Reader Catherine, who says she is 84 years old and has 10 grown children, sent this delightful note: “Am acutely aware of capitals for Mother and Father as names, but admit I’m fearful when I mention ‘your mom’ or ‘your dad’ in my Grammy notes to my kids and grands. They'll think I've slipped. Hate to seem preachy, knowmsayin’? (And isn't that one a bummer -- right up there with the constant ‘y'know’!)”

Yes, Catherine, “knowmsayin’” is a bummer, and it is right there with “y’know” for irritability, except when you, Catherine, write it. I’m still laughing from reading your note. And yes, “Mom and Dad said this” is right, and “Your mom and your dad said that” is right. Of course, you, too, are right to worry that it might seem wrong to your “grands.” But let’s face it, they can still learn from you!

Catherine also asked that I talk about the suffixes –ous and –ual, specifically in “continuous” and “continual.” I had not done so previously because there is no easy answer (and that’s what we all seek, yes, easy answers?). In general, “continuous” means without interruption. “Continual” also can mean that, but in precise usage it means frequent, repeating at intervals (in other words, WITH interruptions). Many experts fail to draw a clear-cut distinction between “continuous” and “continual,” so there is no easy answer.

She adds this: “Also, I once knew and have forgotten (soggy memory syndrome) the further/farther drill.” Gosh, she might not like this answer any more than the one about “continual.” See, back when Catherine and I were young, “farther” was urged on us to express distance (it’s far from here, even farther), and we were encouraged to stick with “further” when expressing advancement to a greater degree. The “further” rule is still happily in use — you further your education, you do things without further delay.

However, the old advice about distance … well, “further” and “farther” are now used interchangeably in those cases. As the Oxford English Dictionary says, you can move farther down the train or further down the train. There you go; I have nothing further to say.

Reader Libby does, though. She sent some great thoughts, including this: “As for ‘farther’ and ‘further,’ I figure that’s a lost cause. Nobody uses ‘farther’ anymore, and I guess the game is lost when KFC’s current slogan, repeated prominently in their commercials, is, ‘Your dollar goes further at KFC’!” Gosh, Libby, I haven’t seen those commercials. Darn.
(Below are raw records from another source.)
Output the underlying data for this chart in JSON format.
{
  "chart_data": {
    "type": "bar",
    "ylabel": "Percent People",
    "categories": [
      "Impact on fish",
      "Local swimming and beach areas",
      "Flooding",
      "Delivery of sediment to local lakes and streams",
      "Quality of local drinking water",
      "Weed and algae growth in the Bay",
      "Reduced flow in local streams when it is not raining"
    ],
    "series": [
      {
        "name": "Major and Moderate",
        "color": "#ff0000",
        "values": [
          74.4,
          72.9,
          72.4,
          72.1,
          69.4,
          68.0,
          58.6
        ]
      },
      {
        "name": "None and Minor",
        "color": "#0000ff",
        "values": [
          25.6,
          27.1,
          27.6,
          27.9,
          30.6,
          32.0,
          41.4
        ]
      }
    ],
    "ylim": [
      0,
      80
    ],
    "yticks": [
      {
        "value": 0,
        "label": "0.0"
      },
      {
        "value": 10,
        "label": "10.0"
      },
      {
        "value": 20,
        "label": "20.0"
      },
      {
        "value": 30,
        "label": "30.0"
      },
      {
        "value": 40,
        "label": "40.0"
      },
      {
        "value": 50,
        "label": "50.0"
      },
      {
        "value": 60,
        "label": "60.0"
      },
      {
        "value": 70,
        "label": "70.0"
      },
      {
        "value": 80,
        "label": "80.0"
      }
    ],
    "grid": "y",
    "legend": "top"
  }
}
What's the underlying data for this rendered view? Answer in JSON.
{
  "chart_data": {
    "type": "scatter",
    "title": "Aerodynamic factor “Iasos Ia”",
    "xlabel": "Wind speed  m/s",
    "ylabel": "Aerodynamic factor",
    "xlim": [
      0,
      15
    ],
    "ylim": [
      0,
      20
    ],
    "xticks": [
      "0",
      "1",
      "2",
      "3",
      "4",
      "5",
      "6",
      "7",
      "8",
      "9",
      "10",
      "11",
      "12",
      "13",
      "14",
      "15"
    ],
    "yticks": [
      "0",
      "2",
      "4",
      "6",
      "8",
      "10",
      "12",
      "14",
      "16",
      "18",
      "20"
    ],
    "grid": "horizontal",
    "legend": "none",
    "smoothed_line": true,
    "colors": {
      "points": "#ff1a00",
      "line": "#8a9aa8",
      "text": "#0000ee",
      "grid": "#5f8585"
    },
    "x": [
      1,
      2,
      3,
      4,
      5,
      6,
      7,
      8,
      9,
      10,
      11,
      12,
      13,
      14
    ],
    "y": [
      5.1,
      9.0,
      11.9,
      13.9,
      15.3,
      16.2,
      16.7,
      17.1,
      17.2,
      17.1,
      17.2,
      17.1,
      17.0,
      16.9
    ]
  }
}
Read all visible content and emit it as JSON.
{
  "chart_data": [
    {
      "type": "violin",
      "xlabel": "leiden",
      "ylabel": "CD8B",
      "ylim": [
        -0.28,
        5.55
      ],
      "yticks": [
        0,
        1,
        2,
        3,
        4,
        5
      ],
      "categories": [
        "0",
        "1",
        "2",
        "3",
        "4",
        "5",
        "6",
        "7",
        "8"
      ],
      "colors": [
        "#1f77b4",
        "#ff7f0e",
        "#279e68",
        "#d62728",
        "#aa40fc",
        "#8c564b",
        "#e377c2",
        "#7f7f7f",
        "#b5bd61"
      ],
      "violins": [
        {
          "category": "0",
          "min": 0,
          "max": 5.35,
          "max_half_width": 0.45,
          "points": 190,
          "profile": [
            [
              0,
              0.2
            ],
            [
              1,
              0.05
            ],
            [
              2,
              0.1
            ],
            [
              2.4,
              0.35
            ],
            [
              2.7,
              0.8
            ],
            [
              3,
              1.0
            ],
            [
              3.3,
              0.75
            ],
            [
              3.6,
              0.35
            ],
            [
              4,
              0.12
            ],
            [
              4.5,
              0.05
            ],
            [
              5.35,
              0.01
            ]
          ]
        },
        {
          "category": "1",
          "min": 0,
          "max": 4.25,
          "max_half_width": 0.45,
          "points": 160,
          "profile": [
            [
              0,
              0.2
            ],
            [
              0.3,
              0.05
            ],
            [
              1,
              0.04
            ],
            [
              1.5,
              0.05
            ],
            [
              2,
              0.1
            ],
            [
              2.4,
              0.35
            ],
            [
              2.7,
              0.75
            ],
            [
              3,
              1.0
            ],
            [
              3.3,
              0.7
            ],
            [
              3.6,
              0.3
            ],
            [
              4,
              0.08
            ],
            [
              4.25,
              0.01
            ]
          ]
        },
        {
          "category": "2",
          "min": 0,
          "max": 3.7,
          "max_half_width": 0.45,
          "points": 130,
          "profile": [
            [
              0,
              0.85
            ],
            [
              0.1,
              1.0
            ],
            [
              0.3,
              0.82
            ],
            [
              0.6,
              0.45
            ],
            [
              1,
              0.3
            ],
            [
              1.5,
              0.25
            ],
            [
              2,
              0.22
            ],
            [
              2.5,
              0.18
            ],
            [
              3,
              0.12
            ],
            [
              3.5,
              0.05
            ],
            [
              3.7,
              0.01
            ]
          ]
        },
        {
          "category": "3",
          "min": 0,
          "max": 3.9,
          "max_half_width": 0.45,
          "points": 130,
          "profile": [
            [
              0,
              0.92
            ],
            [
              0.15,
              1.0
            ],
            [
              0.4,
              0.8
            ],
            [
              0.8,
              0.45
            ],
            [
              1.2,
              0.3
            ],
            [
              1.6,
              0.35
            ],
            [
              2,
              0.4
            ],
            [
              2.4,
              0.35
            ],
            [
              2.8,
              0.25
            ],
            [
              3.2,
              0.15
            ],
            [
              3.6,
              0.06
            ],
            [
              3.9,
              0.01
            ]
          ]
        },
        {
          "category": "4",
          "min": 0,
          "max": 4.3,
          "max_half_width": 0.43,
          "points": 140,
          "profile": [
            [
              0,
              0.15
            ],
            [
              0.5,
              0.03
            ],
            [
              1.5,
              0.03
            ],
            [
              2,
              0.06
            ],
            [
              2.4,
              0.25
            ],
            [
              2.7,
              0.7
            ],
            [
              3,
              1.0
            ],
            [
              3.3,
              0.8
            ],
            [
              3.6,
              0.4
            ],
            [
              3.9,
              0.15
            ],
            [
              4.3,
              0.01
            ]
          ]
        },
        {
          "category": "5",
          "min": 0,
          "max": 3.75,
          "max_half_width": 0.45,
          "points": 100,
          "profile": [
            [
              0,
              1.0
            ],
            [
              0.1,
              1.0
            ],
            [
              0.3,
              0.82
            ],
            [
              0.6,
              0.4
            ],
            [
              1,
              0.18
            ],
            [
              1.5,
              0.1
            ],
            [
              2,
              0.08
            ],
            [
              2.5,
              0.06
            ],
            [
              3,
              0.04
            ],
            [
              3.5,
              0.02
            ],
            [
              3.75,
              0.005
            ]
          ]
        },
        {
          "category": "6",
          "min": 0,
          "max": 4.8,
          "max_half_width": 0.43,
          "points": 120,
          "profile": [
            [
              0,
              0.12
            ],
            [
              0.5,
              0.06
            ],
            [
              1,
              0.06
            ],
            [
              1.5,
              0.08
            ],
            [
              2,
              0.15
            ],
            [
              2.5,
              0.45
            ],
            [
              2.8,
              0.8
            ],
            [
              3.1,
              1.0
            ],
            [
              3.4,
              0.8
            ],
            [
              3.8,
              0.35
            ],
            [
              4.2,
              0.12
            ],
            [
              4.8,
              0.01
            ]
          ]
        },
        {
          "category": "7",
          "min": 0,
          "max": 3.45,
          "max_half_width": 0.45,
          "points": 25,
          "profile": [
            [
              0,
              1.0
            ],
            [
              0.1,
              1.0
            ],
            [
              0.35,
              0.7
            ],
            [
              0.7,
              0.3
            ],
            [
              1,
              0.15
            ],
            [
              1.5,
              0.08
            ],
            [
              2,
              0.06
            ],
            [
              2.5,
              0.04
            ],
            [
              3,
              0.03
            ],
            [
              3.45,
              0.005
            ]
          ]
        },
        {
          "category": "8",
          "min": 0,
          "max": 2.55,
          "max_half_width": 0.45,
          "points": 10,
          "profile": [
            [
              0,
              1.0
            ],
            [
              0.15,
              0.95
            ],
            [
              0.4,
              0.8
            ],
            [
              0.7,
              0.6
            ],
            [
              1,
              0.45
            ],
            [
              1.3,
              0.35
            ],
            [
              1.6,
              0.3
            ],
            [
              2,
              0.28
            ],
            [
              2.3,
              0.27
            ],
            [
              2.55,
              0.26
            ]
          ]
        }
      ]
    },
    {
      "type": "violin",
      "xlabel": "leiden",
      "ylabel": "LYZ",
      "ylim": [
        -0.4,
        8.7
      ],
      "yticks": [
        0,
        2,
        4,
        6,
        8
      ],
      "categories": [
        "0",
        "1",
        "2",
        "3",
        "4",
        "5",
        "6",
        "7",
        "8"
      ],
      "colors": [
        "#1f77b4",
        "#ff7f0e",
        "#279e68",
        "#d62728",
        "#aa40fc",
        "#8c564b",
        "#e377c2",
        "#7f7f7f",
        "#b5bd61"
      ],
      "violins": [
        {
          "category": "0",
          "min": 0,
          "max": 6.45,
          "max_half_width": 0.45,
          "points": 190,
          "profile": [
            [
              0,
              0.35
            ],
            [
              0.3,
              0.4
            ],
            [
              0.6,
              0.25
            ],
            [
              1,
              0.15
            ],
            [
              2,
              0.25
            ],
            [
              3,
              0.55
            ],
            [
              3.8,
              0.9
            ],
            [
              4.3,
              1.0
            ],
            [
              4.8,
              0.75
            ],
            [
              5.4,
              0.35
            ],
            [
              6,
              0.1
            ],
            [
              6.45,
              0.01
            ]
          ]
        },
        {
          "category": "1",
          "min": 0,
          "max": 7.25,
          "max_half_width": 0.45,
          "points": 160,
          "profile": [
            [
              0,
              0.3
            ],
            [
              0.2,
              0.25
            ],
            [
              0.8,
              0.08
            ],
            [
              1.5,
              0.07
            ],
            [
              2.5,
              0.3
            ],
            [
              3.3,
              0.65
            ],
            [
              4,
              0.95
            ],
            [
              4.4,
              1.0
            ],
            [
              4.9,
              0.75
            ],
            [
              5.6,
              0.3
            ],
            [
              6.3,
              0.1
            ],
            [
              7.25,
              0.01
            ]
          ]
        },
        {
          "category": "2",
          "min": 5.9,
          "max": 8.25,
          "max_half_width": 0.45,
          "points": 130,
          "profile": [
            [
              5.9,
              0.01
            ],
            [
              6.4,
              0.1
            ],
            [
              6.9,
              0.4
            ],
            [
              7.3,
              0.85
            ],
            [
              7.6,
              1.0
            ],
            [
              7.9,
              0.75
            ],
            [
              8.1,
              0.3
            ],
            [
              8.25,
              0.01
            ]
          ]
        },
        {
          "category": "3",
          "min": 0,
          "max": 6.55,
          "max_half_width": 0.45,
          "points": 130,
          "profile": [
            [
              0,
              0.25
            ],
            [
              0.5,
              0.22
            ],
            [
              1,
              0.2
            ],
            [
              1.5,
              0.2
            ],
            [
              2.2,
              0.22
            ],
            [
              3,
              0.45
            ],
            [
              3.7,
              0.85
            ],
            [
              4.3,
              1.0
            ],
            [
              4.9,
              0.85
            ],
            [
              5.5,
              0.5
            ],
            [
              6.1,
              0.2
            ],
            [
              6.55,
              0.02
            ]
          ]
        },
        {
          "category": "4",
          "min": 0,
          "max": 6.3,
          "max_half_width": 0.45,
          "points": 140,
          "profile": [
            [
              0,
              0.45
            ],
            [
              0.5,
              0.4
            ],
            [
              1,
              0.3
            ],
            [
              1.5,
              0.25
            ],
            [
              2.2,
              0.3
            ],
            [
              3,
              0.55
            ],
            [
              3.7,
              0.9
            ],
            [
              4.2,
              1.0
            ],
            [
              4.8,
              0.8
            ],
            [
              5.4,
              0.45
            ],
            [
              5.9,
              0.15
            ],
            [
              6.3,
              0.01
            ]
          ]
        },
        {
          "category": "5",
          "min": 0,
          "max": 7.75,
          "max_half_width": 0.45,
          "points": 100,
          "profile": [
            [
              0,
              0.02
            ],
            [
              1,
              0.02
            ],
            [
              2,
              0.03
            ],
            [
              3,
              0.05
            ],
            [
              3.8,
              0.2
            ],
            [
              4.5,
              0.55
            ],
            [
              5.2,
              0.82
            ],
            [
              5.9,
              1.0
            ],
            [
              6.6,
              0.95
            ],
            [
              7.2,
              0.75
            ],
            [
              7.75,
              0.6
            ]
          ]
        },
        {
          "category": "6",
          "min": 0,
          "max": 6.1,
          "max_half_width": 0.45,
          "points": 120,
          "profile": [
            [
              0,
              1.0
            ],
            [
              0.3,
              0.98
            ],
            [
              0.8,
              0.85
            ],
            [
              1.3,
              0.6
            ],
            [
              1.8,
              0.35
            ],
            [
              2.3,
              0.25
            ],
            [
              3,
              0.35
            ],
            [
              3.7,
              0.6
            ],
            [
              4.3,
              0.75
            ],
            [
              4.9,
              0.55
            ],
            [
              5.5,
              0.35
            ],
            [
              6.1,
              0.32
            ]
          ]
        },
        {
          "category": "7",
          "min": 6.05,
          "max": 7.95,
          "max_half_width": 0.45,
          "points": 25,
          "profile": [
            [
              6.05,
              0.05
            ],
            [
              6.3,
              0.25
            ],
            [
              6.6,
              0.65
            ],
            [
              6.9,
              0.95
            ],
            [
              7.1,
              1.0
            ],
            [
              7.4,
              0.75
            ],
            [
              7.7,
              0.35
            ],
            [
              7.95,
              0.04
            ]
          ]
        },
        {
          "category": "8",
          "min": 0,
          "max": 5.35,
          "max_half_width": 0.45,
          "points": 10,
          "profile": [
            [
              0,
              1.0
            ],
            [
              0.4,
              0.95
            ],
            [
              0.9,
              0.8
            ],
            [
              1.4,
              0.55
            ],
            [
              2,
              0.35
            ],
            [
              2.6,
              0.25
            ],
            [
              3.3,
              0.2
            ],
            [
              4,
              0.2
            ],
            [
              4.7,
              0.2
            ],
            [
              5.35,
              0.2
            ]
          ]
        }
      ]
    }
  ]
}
Reader Bill says he wants me to discuss “absolutely.” He says: “It is becoming the standard reply to every question or comment on the tube. No, yes, perhaps won't work. Am absolutely sick of absolutely.” Wow, Bill, I know how irritating the overuse of any word or phrase can be. I’ll send you my list.

Reader James writes this: “Being a language person myself, I greatly enjoy your column on language usage in the Greensboro, N.C., newspaper, which a friend sends to me in Tennessee. I am writing to suggest you caution your readers … against the incorrect use of the word ‘less.’”

James is talking about “less” versus “fewer,” of course. He spells it out nicely, saying this: “‘Less money’ is correct, as is ‘less time’ or ‘less effort,’ but ‘less people,’ ‘less cars’ and ‘less problems’ — all of which I have heard or seen recently — are not. ‘Fewer’ is, of course, correct in those instances. (‘Fewer’ with so-called countable nouns; ‘less’ with mass nouns.) Surely no one would make the same mistake in the opposite direction, saying ‘fewer money,’ ‘fewer time’ or ‘fewer effort’; why then abuse ‘less’ with ‘less people,’ etc.?”

Why indeed, James. Are you right? Yes. Have you said it all? Absolutely. (Uh-oh.)